His time at 456 was signed off by the Officer Commanding 456 Squadron (a Wing Commander) whose signature looks like “Howely” with an indistinguishable initial.
From 456 Squadron he then moved to 62 O.T.U at Ouston (but more of that for another time).
About “Howely”… Officer Commanding 456 Squadron
From 1 June 1943 to 14 December 1943 Wing Commander G. Howden was Commanding Officer
A group of officers at No. 456 (Mosquito) Squadron, RAAF Fighter Command based at RAF Station Middle Wallop. Left to right: 402863 Squadron Leader (Sqn Ldr) Richard William Hyem, Gunnedah, NSW; 12631 Pilot Officer (later Flying Officer) Francis Alfred Saw, Camberwell, Vic; Wing Commander G Howden DFC RAF, Guildford, WA; 400309 Flight Lieutenant (Flt Lt, later Sqn Ldr) Danbigh Leon Norris-Smith, Heidelburg, Vic; and Flt Lt (later Wing Commander [Wing Cdr]) Gordon Panitz, Southport, Qld. Wing Cdr Panitz was killed on operations over France on 22 August 1944 while serving with RAAF 464 Squadron.
456 Squadron RAAF
No. 456 Squadron was the Royal Australian Air Force’s only dedicated night fighter squadron during the Second World War. An Article XV squadron, it was formed at Valley, on the Welsh island of Anglesea, on 30 June 1941 and joined 9 Group of Fighter Command. The squadron was initially equipped with Boulton Paul Defiant aircraft but had barely begun operations before it was re-equipped with Bristol Beaufighters at the end of September. Obsolete, the Defiant was ill-suited to the night fighter role, but operating the potent radar-equipped Beaufighter, the squadron was well-equipped for stalking German bombers in Britain’s night skies.

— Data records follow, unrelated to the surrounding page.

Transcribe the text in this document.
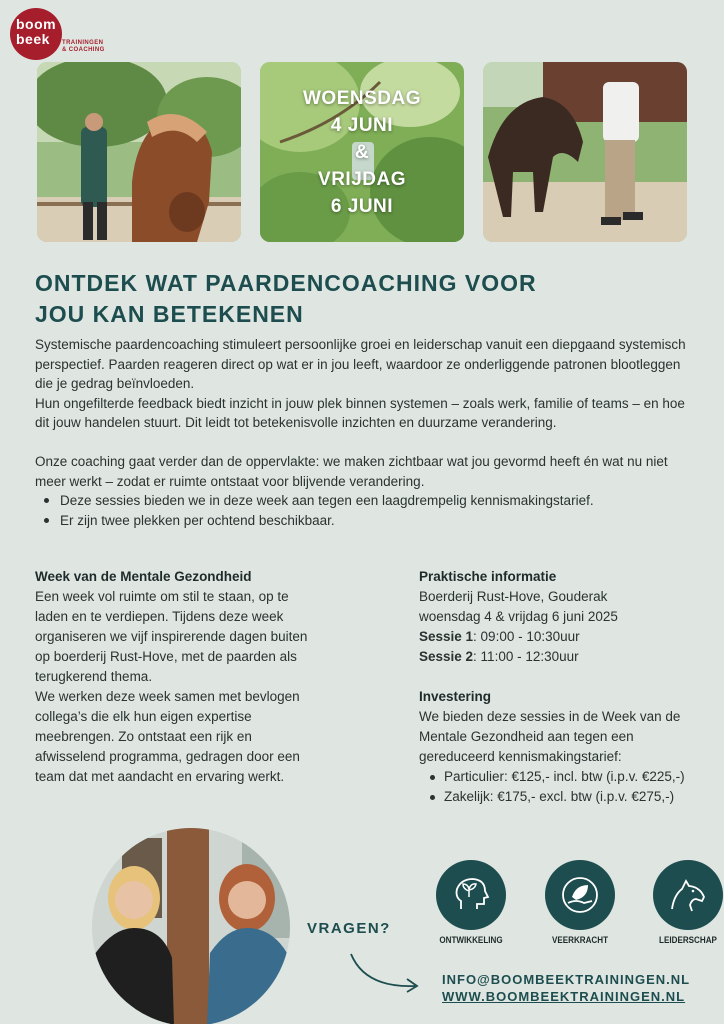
boom
beek	TRAININGEN
& COACHING
WOENSDAG
4 JUNI
&
VRIJDAG
6 JUNI
ONTDEK WAT PAARDENCOACHING VOOR
JOU KAN BETEKENEN

Systemische paardencoaching stimuleert persoonlijke groei en leiderschap vanuit een diepgaand systemisch perspectief. Paarden reageren direct op wat er in jou leeft, waardoor ze onderliggende patronen blootleggen die je gedrag beïnvloeden.

Hun ongefilterde feedback biedt inzicht in jouw plek binnen systemen – zoals werk, familie of teams – en hoe dit jouw handelen stuurt. Dit leidt tot betekenisvolle inzichten en duurzame verandering.

Onze coaching gaat verder dan de oppervlakte: we maken zichtbaar wat jou gevormd heeft én wat nu niet meer werkt – zodat er ruimte ontstaat voor blijvende verandering.

Deze sessies bieden we in deze week aan tegen een laagdrempelig kennismakingstarief.
Er zijn twee plekken per ochtend beschikbaar.
Week van de Mentale Gezondheid

Een week vol ruimte om stil te staan, op te laden en te verdiepen. Tijdens deze week organiseren we vijf inspirerende dagen buiten op boerderij Rust-Hove, met de paarden als terugkerend thema.

We werken deze week samen met bevlogen collega’s die elk hun eigen expertise meebrengen. Zo ontstaat een rijk en afwisselend programma, gedragen door een team dat met aandacht en ervaring werkt.

Praktische informatie
Boerderij Rust-Hove, Gouderak
woensdag 4 & vrijdag 6 juni 2025
Sessie 1: 09:00 - 10:30uur
Sessie 2: 11:00 - 12:30uur
Investering

We bieden deze sessies in de Week van de Mentale Gezondheid aan tegen een gereduceerd kennismakingstarief:

Particulier: €125,- incl. btw (i.p.v. €225,-)
Zakelijk: €175,- excl. btw (i.p.v. €275,-)
VRAGEN?
ONTWIKKELING	VEERKRACHT	LEIDERSCHAP
INFO@BOOMBEEKTRAININGEN.NL
WWW.BOOMBEEKTRAININGEN.NL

The squadron operated Beaufighters from Valley for a little over a year before it was re-equipped with De Havilland Mosquitoes in December 1942. The Mosquito was even more versatile and its introduction, combined with a lessening of the German air threat over Britian, led to a diversification of 456 Squadron’s activities. From the start of 1943 it was also employed on offensive patrols over occupied Europe, striking at both German bombers near their home airfields and at targets on the ground. On 30 March 1943 the squadron relocated to Middle Whallop, in Hampshire to the east of Salisbury.
Although the night skies remained the squadron’s principal domain, it also mounted operations in daylight, attacking trains and other enemy transport in France, and flying patrols in defence of Coastal Command aircraft operating over the Bay of Biscay.
On 17 August 1943 the squadron moved to Colerne, to the east of Bristol. The move marked the beginning of a lull in operations in which the squadron’s energies were devoted to training. On 17 November it again moved, to Fairwood Common, in south Wales and mounted patrols in support of Bomber Command’s operations over Germany.